I’ve said before, but not on this blog, that the worst bits of software I have on my XP-based home PC all came with devices.It’s hardly surprising, when we buy software alone we only buy something satisfactory. We make buying decisions on the devices, not their software. I have the following 3 stinkers:
Pentax provided some dreadful software with my wrote for my camera. Why does anyone think the world needs another photo browser ? Why don’t camera vendors provide extensions for their RAW files for Explorer in XP (and Vista). The UI for Pentax’s RAW conversion software is simply dreadful (and they’ve actually improved it since the first release I used). The software Epson provide for their printers leaves a lot to be desired – is it possible to forgive a company for having an installation guide which says “ignore the warning that this driver is unsigned” ? The USB port driver periodically stops working. My HP scanner is worse – scan too many images into the program’s buffer and BANG! it crashes without saving any of them.
Are things better on Vista ? Like many home users I wonder if all my devices will work. I thought I’d test it since I have the luxury of time to spare over the holidays and a Vista laptop (worst software on it: Nvidia Screen driver for GE Force Go 6×00 TE and the [XP] Software provided for my USB-TV tuner which really deserves it’s own post.)
First up was the HP ScanJet 3970: no driver with Vista, no driver on Windows update, and no Vista driver on HP.COM. Just the 2003 vintage driver for XP which has been so sucky up to now.
Next my printers. Yes I have two Epson Photo Stylus units, an 895 (with built in PCMCIA card reader) and a 1270 A3 printer – which is currently loaded with Lyson inks for printing on art paper. I’ve been promising my wife I’d put the 895 on E-bay for the last year, but I thought I’d try that first and looks like true plug and play… and then it isn’t. There’s no driver to for card reader, not that big a deal, but an annoyance. On to the 1270: with no card reader it installs with no problems.
Looking at the drivers (cliick the image above to see a larger view) there are different tabs along the top. The 895 has version information which makes says it’s Copyright Epson 2006 – though the Epson driver files have copyright messages going back to 1999 (the newest is 2003-4) ! The file modified dates are the same as the rest of Vista though.

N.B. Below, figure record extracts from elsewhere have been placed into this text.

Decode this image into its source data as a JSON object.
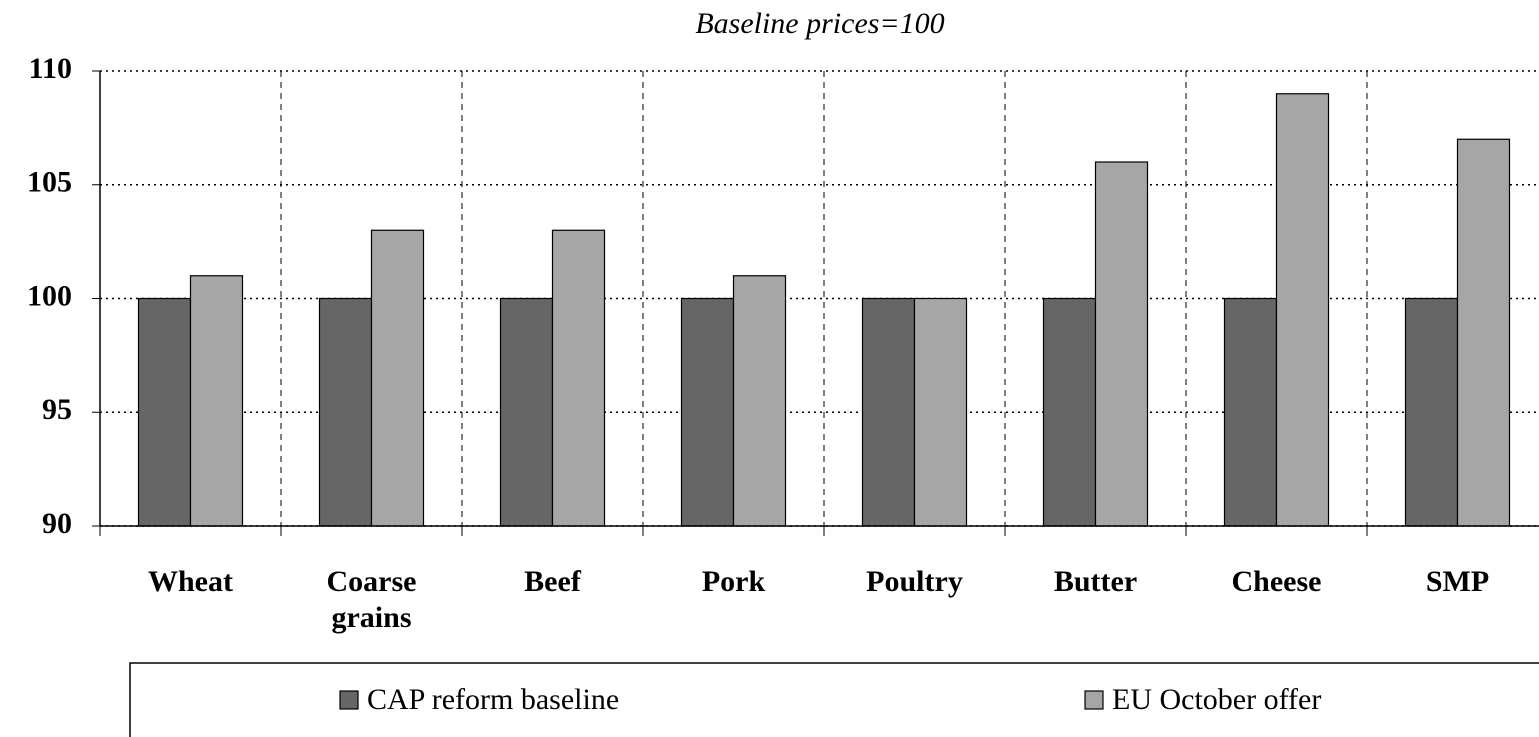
{
  "chart_data": {
    "type": "bar",
    "title": "Baseline prices=100",
    "categories": [
      "Wheat",
      "Coarse grains",
      "Beef",
      "Pork",
      "Poultry",
      "Butter",
      "Cheese",
      "SMP"
    ],
    "series": [
      {
        "name": "CAP reform baseline",
        "color": "#666666",
        "values": [
          100,
          100,
          100,
          100,
          100,
          100,
          100,
          100
        ]
      },
      {
        "name": "EU October offer",
        "color": "#a6a6a6",
        "values": [
          101,
          103,
          103,
          101,
          100,
          106,
          109,
          107
        ]
      }
    ],
    "ylim": [
      90,
      110
    ],
    "yticks": [
      90,
      95,
      100,
      105,
      110
    ],
    "grid": true
  }
}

The 1270 doesn’t have this tab: it has two others instead “Device Settings” – the form to tray assignment – and “Utilities” – nozzle check and cleaning. You can get to the latter via the Printing preferences dialog where you can find them as your application prepares to print. That’s the only way to get to them on 895 which has no “form to tray assignment” that I could find.
On XP the preferences dialogs are very similar as you expect for printers from the same family. On Vista they’ve got nothing in common, for example the Nozzle check and cleaning are on a tab named “Maintenance” on the 895 and “Utilities” on the 1270. The 895 sets its paper sizes on the front page, including “User defined” which I need to print Panoramas on roll paper. There’s no user defined paper size in the 1270 driver ! This caused a moment of Panic, but I soon realized that I had to set-up forms for my panoramas. However, you can’t create forms in an application’s print dialog: you have to go to the Printers folder in Control Panel and either from the right-click menu, or the file menu, choose “Run as Administrator” / Server Properties. It’s clunky but not a big deal here, because the only person in the house who prints on different sizes of paper is also the only one with admin privilege (me). But if my kids want to stitch and print their own panoramas they’ll have to get me to set the paper up each time. Still, forms allow me to use a whole 10M roll for one print if I’m so minded – which the 895’s driver won’t.
Now I suppose I should be pleased that the support for both Printers is in the OS, and realistically most people will have only one printer. It still bugs me that some printers don’t have custom paper sizes, and bugs me more that only admins can work round the fact.